On this episode of Advances in Care, Dr. Steven Lobritto, pediatric medical director for liver transplant at NewYork-Presbyterian and Columbia, joins host Erin Welsh to tell the story of a high-risk pediatric liver transplant that he and his team performed to save the life of a two month old baby, after the center where the baby was originally treated deemed her inoperable.

Dr. Lobritto describes how NewYork-Presbyterian and Columbia has been building their liver transplant center since 1998, allowing them to push forward innovative, and life-saving, surgical strategies, like living donor and partial liver transplants, in order to increase the odds of survival for pediatric patients on the organ waitlist.

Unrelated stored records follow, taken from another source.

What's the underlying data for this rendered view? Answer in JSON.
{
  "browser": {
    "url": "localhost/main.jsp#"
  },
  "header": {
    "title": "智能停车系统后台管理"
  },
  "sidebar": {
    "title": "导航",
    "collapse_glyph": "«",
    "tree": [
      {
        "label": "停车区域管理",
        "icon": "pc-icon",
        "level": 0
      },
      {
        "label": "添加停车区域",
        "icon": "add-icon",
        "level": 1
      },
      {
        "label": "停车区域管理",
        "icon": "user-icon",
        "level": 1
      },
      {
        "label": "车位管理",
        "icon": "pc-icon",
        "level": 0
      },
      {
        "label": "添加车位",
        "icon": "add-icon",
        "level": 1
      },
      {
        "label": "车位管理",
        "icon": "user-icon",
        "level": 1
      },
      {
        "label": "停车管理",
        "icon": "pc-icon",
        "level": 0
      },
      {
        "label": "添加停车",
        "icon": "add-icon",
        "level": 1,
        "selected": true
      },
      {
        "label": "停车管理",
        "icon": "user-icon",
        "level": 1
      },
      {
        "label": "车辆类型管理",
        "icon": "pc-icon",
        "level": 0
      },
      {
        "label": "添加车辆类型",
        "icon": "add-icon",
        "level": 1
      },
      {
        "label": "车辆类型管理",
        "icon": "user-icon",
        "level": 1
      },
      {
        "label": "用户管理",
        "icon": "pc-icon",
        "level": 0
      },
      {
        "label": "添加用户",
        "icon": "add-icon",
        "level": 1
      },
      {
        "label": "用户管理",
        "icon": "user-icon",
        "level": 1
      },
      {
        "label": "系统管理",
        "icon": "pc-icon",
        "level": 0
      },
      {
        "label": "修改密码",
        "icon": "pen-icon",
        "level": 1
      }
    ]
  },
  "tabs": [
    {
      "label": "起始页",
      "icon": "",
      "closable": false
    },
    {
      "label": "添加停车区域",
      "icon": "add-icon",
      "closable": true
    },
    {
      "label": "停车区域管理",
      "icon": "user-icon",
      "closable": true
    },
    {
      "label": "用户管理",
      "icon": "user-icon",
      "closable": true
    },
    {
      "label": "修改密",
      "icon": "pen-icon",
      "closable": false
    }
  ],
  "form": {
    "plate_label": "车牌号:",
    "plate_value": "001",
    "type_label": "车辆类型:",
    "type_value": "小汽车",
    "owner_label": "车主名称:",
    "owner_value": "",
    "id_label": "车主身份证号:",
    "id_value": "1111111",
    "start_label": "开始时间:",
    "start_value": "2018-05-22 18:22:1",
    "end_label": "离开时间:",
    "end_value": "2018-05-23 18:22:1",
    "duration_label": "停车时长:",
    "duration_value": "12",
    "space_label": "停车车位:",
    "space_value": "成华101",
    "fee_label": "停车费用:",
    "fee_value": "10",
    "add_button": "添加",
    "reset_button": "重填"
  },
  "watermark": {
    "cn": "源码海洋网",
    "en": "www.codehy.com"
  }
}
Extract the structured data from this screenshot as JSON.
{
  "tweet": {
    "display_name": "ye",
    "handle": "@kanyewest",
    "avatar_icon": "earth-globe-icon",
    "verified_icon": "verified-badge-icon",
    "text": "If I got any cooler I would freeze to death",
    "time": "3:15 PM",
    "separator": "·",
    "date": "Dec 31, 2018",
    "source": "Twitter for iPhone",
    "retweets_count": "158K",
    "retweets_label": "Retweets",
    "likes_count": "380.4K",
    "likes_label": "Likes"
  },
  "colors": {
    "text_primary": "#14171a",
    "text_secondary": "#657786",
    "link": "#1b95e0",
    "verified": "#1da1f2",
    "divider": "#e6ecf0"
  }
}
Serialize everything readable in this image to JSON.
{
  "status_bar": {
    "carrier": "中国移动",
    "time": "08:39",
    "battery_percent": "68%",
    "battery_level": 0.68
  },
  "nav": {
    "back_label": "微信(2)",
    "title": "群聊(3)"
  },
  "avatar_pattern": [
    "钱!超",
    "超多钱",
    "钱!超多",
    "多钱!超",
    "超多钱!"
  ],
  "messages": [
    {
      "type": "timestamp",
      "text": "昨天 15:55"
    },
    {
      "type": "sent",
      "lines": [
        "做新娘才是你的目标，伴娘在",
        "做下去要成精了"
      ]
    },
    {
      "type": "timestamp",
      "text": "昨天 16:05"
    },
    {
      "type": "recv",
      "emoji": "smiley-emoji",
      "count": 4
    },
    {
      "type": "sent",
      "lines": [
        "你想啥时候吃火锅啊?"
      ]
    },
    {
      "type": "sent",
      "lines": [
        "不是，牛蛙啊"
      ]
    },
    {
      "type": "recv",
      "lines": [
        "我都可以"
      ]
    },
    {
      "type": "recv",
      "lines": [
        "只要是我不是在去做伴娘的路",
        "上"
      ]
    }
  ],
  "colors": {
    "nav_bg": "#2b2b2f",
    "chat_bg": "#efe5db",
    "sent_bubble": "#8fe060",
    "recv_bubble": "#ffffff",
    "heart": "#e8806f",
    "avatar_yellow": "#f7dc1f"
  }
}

Children under one year of age have the highest mortality rates while waiting for a transplantable organ. In the case of this infant, the optimal treatment required surgical expertise in partial liver transplant due to her uniquely small size. Dr. Lobritto explains how he and his team coordinated with the patient’s initial care team across the country to prepare the critically ill, 11-pound baby to fly to New York, and the intricacies of the surgical procedure.

Dr. Lobritto also explains his involvement with the STARZL Network, a consortium of hospitals that share protocols, best practices, and learnings to address knowledge and training gaps in pediatric organ transplantation. He advocates for partial liver transplantation to be universally taught as a requirement of surgical training, to increase access to organs and save the lives of more young patients.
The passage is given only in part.